Quem pretendes dar a conhecer: o Tiago ou o artista Mura? Ou são indissociáveis?
Boa pergunta. No fundo um misto dos dois. Cheguei a fazer uma faixa que se chama “O Homem Duas Caras” que puxa um bocado por aí. O meu nome é o lado mais poético, a poesia é um gosto que eu vim a ganhar e o Mura acaba por ser a minha persona enquanto rapper, o alter ego do Tiago Moreira. E puxaram os dois um pelo outro, porque se não fosse o rap (o Mura) eu não teria descoberto nem ganho tanta curiosidade pela poesia. Fui evoluindo enquanto pessoa à medida que criava o artista. Até porque há vários rappers hoje em dia que já utilizam as palavras de uma maneira mais poética.

A minha escrita é muito introspetiva exatamente por causa disso. É um turbilhão de pensamentos e desabafos e vivências, tudo ali envolvido.

Mura

Quando é que começaste a escrever?
Na altura havia muito aquela moda de teres um blog, um hotstop, acho que inconscientemente foi por aí que comecei a escrever algo. Mas era um escrever só para mim. Depois, lá está, por causa da música e dos amigos que tinha na rua relacionados com a música, comecei a andar muito na rua sempre a absorver, a absorver. Na rua quero dizer um pouco por todo o lado, seja Laranjeiro, seja Lisboa. Fui sempre meio nómada. Este estar na rua é o estar com os amigos, em rodinha, cada um com o seu freestyle. Começas a participar, a soar cada vez melhor e a ganhar uma confiança, principalmente no estar ao vivo. Fico contente por ter chegado aí. Demorei uns 14, 15 anos. Andava muito por aí tipo peregrino à procura de alguma coisa que eu achava que existia. E ainda hoje ando à procura. Acho que é da inspiração. E assim percebi que tinha de andar muito, viver muita coisa para incluir na minha escrita. E incluir-me a mim próprio. Quando começas a alcançar uma certa exposição, começas a ter de ganhar mais noção sobre aquilo que falas, sobre o que escreves. E durante este tempo comecei a ter mais noção disso, não foi só evoluir na minha escrita, mas também sobre aquilo que escrevia. As minhas prioridades mudaram, o que eu sinto mudou. E o que eu sinto é o que eu escrevo. A minha escrita é muito introspetiva exatamente por causa disso. É um turbilhão de pensamentos e desabafos e vivências, tudo ali envolvido.

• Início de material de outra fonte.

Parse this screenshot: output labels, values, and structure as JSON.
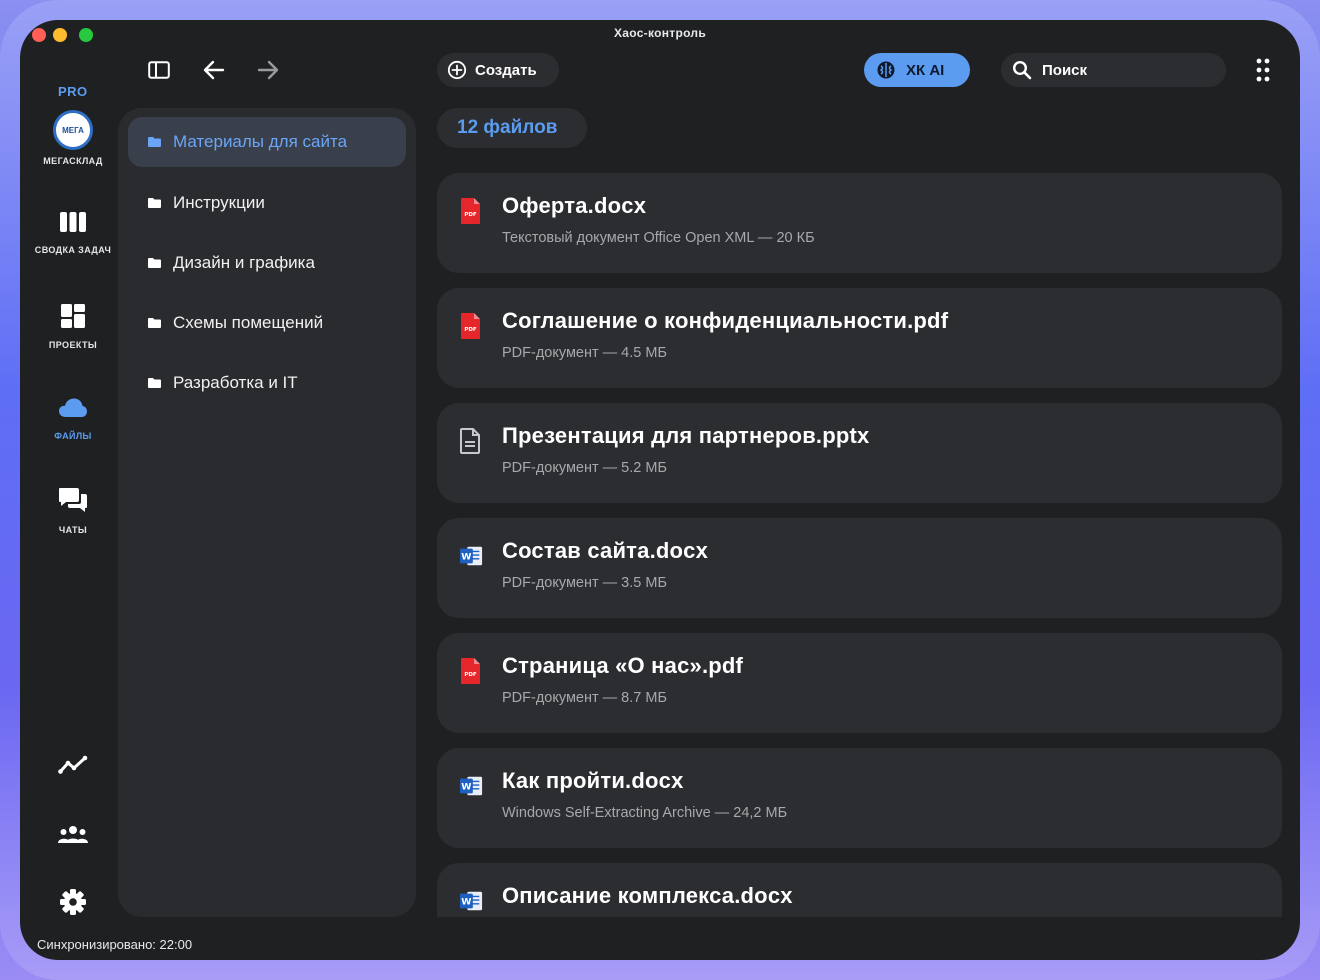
{
  "window": {
    "title": "Хаос-контроль"
  },
  "rail": {
    "badge": "PRO",
    "items": [
      {
        "label": "МЕГАСКЛАД",
        "icon": "megasklad-logo",
        "logo_text": "МЕГА"
      },
      {
        "label": "СВОДКА ЗАДАЧ",
        "icon": "columns-icon"
      },
      {
        "label": "ПРОЕКТЫ",
        "icon": "dashboard-icon"
      },
      {
        "label": "ФАЙЛЫ",
        "icon": "cloud-icon",
        "active": true
      },
      {
        "label": "ЧАТЫ",
        "icon": "chat-icon"
      }
    ],
    "bottom_icons": [
      "analytics-icon",
      "team-icon",
      "settings-icon"
    ]
  },
  "toolbar": {
    "create_label": "Создать",
    "ai_label": "ХК AI",
    "search_label": "Поиск"
  },
  "folders": [
    {
      "label": "Материалы для сайта",
      "active": true
    },
    {
      "label": "Инструкции"
    },
    {
      "label": "Дизайн и графика"
    },
    {
      "label": "Схемы помещений"
    },
    {
      "label": "Разработка и IT"
    }
  ],
  "files_count": "12 файлов",
  "files": [
    {
      "name": "Оферта.docx",
      "meta": "Текстовый документ Office Open XML — 20 КБ",
      "icon": "pdf-icon"
    },
    {
      "name": "Соглашение о конфиденциальности.pdf",
      "meta": "PDF-документ — 4.5 МБ",
      "icon": "pdf-icon"
    },
    {
      "name": "Презентация для партнеров.pptx",
      "meta": "PDF-документ — 5.2 МБ",
      "icon": "document-icon"
    },
    {
      "name": "Состав сайта.docx",
      "meta": "PDF-документ — 3.5 МБ",
      "icon": "word-icon"
    },
    {
      "name": "Страница «О нас».pdf",
      "meta": "PDF-документ — 8.7 МБ",
      "icon": "pdf-icon"
    },
    {
      "name": "Как пройти.docx",
      "meta": "Windows Self-Extracting Archive — 24,2 МБ",
      "icon": "word-icon"
    },
    {
      "name": "Описание комплекса.docx",
      "meta": "",
      "icon": "word-icon"
    }
  ],
  "status": "Синхронизировано: 22:00",
  "colors": {
    "accent": "#5b9cf0",
    "background": "#1f2022",
    "card": "#2c2d30",
    "panel": "#2a2b2e",
    "pdf_red": "#e5262b",
    "word_blue": "#1f5fbf"
  }
}
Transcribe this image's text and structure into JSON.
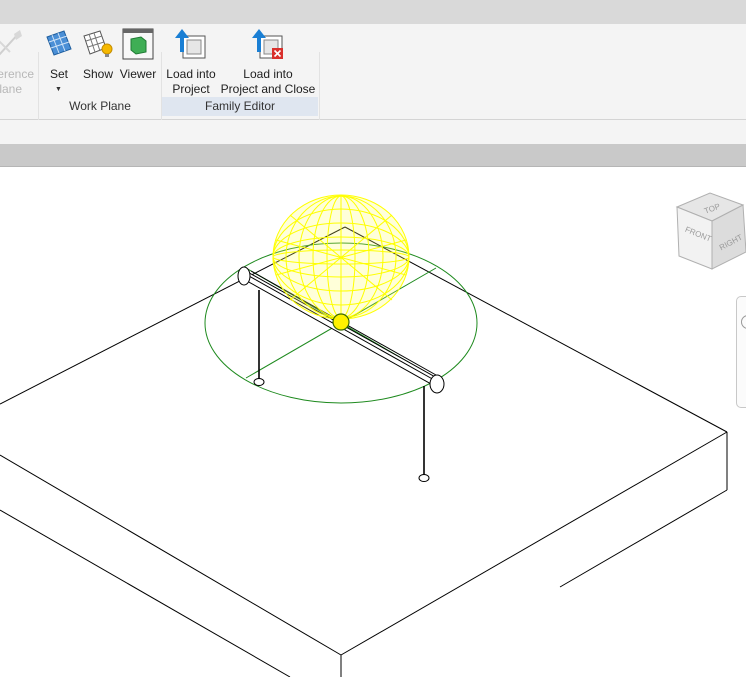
{
  "ribbon": {
    "tools": {
      "reference_plane": {
        "line1": "erence",
        "line2": "lane",
        "icon": "pencil-icon",
        "state": "disabled"
      },
      "set": {
        "label": "Set",
        "icon": "work-plane-grid-icon"
      },
      "show": {
        "label": "Show",
        "icon": "grid-bulb-icon"
      },
      "viewer": {
        "label": "Viewer",
        "icon": "viewer-cube-icon"
      },
      "load_into_project": {
        "line1": "Load into",
        "line2": "Project",
        "icon": "load-arrow-icon"
      },
      "load_into_project_close": {
        "line1": "Load into",
        "line2": "Project and Close",
        "icon": "load-close-icon"
      }
    },
    "panels": {
      "work_plane": "Work Plane",
      "family_editor": "Family Editor"
    }
  },
  "viewcube": {
    "top": "TOP",
    "front": "FRONT",
    "right": "RIGHT"
  },
  "colors": {
    "ribbon_bg": "#f4f4f4",
    "selection_highlight": "#ffff00",
    "reference_circle": "#1e8a1e",
    "model_lines": "#000000"
  }
}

Fotografia de Inês Bom / CCA

Quais as maiores dificuldades que encontraste no teu crescimento enquanto artista? 
Manteres o teu nome. Ganhares o respeito, seja entre páginas, seja entre pessoal do meio. Quando me afastei mais desses pensamentos, dessas dinâmicas e me foquei na música, foi quando as coisas começaram mais a acontecer. Eu antigamente não tinha o foco nem a disciplina que tenho hoje em dia. Faço as coisas de uma maneira mais consciente. E antes faltava-me o chamado “fazer as coisas como deve ser”.  Hoje em dia tens imensos meios, é impossível não saberes nada. Eu aprendi tudo e fiz tudo a partir do Youtube. O que falta é realmente querer e ir à procura e saber como se faz da melhor maneira. E eu acho que era isso que me faltava e foi o que me bloqueou mais. Depois o resto, não digo que é uma questão de sorte porque a sorte faz-se e tens de ir à procura dela também, mas passa por teres ali aquela luzinha que te ajuda. Desde muito novo que eu sempre estive num seio muito ligado ao rap, envolvido com pessoal ligado a esse meio. Inconscientemente sempre fui puxado para aí. E isso também me ajudou de alguma forma. E o foco. Tem que se ter foco. E a minha dificuldade era exatamente não ter foco ao inicio, achar que era tudo uma brincadeira, não levar aquilo como um trabalho. E não ter os planeamentos certos. E hoje vejo porque é que a minha música chega a mais gente, esforcei-me para que isso acontecesse, antes não pensava nisso. tinha uma cabeça mais fechada. Hoje vejo que não são só pessoas da minha idade que ouvem a minha música. E eu não posso restringir pessoas de ouvirem música, não sou ditador musical, não posso pensar quem deve ou não ouvir a minha música. Se as pessoas se identificarem com a minha música quem sou eu para dizer alguma coisa. Eu antes sentia que estava a escrever música para determinadas pessoas e na verdade isso condicionava-me como artista. Eu queria muito agradar a um público alvo e a determinada altura percebi que tinha de me agradar era a mim, tinha de gostar daquilo que estava a fazer.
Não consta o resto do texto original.